The DSCP value of 46 is somewhat arbitrary: although DSCP 46 is often used for marking audio packets, you do not have to use DSCP 46 for audio communications. If you have already implemented QoS and you are using a different DSCP code for audio (for example, DSCP 40), you should configure your Quality of Service policy to use that same code (i.e., 40 for audio). If you are just now implementing Quality of Service, then it is recommended that you use DSCP 46 for audio, simply because that value is commonly used to mark audio packets.

After you have created the QoS policy for audio traffic, you should then create a second policy for video traffic (and, optionally, a third policy for managing application sharing traffic). To create a policy for video, follow the same basic procedure you followed when creating the audio policy, making these substitutions:

  • Use a different (and unique) policy name (for example, Skype for Business Server Video).

  • Set the DSCP value to 34 instead of 46. (Note that you do not have to use a DSCP value of 34. The only requirement is that you use a different DSCP value for video than you used for audio.)

  • Use the previously configured port range for video traffic. For example, if you have reserved ports 57501 through 65535 for video, set the port range to this: 57501:65535.
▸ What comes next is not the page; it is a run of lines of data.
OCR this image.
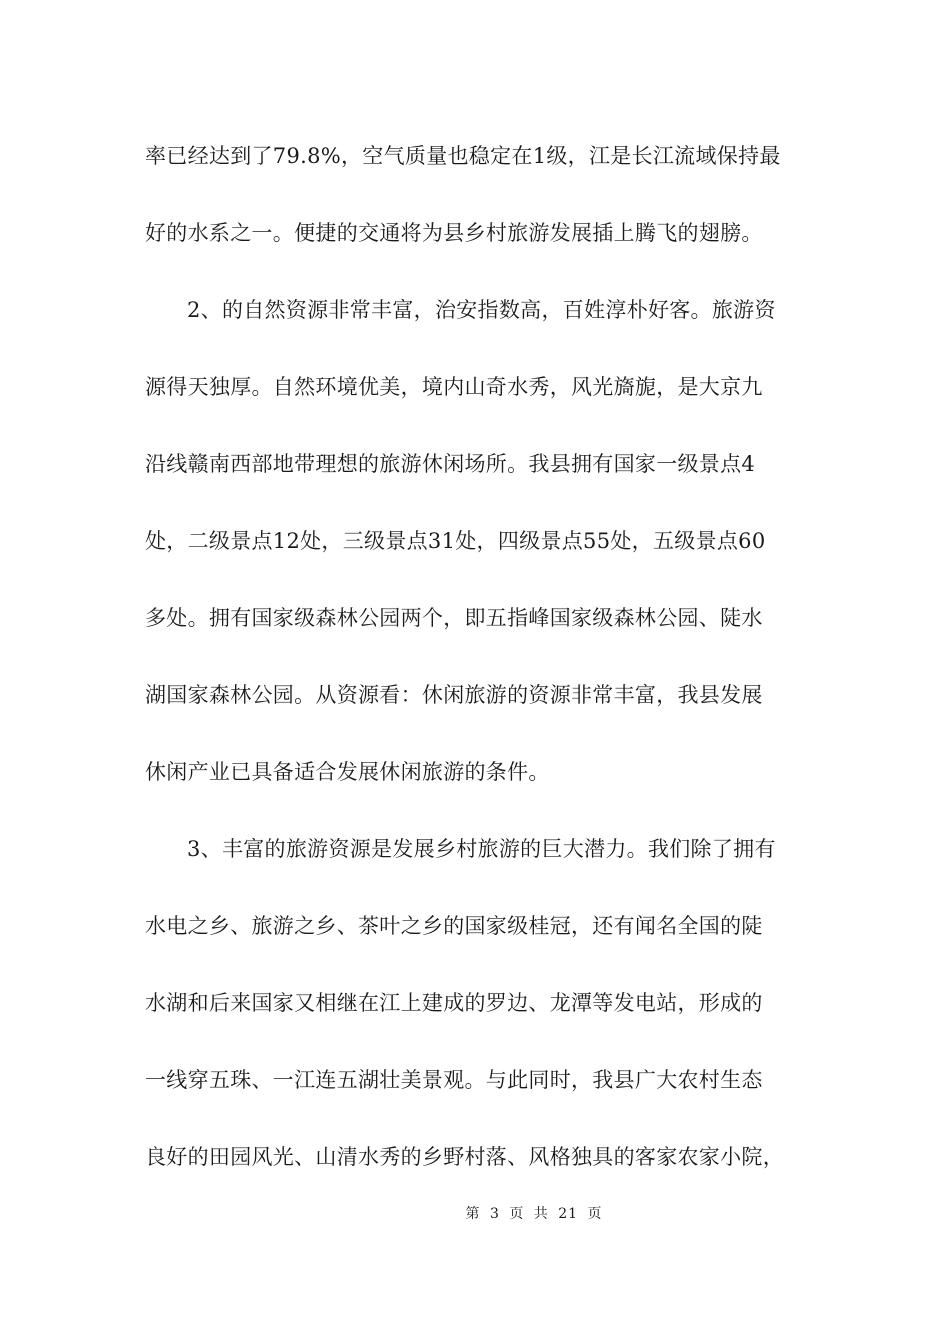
率已经达到了79.8%，空气质量也稳定在1级，江是长江流域保持最
好的水系之一。便捷的交通将为县乡村旅游发展插上腾飞的翅膀。
2、的自然资源非常丰富，治安指数高，百姓淳朴好客。旅游资
源得天独厚。自然环境优美，境内山奇水秀，风光旖旎，是大京九
沿线赣南西部地带理想的旅游休闲场所。我县拥有国家一级景点4
处，二级景点12处，三级景点31处，四级景点55处，五级景点60
多处。拥有国家级森林公园两个，即五指峰国家级森林公园、陡水
湖国家森林公园。从资源看：休闲旅游的资源非常丰富，我县发展
休闲产业已具备适合发展休闲旅游的条件。
3、丰富的旅游资源是发展乡村旅游的巨大潜力。我们除了拥有
水电之乡、旅游之乡、茶叶之乡的国家级桂冠，还有闻名全国的陡
水湖和后来国家又相继在江上建成的罗边、龙潭等发电站，形成的
一线穿五珠、一江连五湖壮美景观。与此同时，我县广大农村生态
良好的田园风光、山清水秀的乡野村落、风格独具的客家农家小院，
第 3 页 共 21 页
If you decide to create a policy for managing application sharing traffic, you must create a third policy, making the following substitutions:

  • Use a different (and unique) policy name (for example, Skype for Business Server Application Sharing).

  • Set the DSCP value to 24 instead of 46. (Again, you do not have to use a DSCP value of 24. The only requirement is that you use a different DSCP value for application sharing than you used for audio or for video.)

  • Use the previously configured port range for video traffic. For example, if you have reserved ports 40803 through 49151 for application sharing, set the port range to this: 40803:49151.

The new policies you have created will not take effect until Group Policy has been refreshed on your Skype for Business Server computers. Although Group Policy periodically refreshes on its own, you can force an immediate refresh by running the following command on each computer where Group Policy needs to be refreshed:

Gpupdate.exe /force

This command can be run from within the Skype for Business Server Management Shell or from any command window that is running under administrator credentials. To run a command window under administrator credentials, click Start, right-click Command Prompt, and then click Run as administrator.

To verify that the new QoS policies have been applied, do the following:

  1. On a Skype for Business Server computer, click Start, and then click Run.

  2. In the Run dialog box, type regedit, and then press ENTER.

  3. In Registry Editor, expand Computer, expand HKEY_LOCAL_MACHINE, expand SOFTWARE, expand Policies, expand Microsoft, expand Windows, and then click QoS. Under QoS you should see registry keys for each of the QoS policies you just created. For example, if you created two new policies (one named Skype for Business Server Audio QoS and the other named Skype for Business Server Video QoS), you should see registry entries for Skype for Business Server Audio QoS and Skype for Business Server Video QoS.

To help ensure that network packets are marked with the appropriate DSCP value, you should also create a new registry entry on each computer by completing the following procedure:

  1. Click Start, and then click Run.

  2. In the Run dialog box, type regedit, and then press ENTER.

  3. In the Registry Editor, expand HKEY_LOCAL_MACHINE, expand SYSTEM, expand CurrentControlSet, expand services, and then expand Tcpip.

  4. Right-click Tcpip, point to New, and then click Key. After the new registry key is created, type QoS, and then press ENTER to rename the key.

  5. Right-click QoS, point to New, and then click String Value. After the new registry value is created, type Do not use NLA, and then press ENTER to rename the value.

  6. Double-click Do not use NLA. In the Edit String dialog box, type 1 in the Value data box, and then click OK.

  7. Close the Registry Editor and reboot your computer.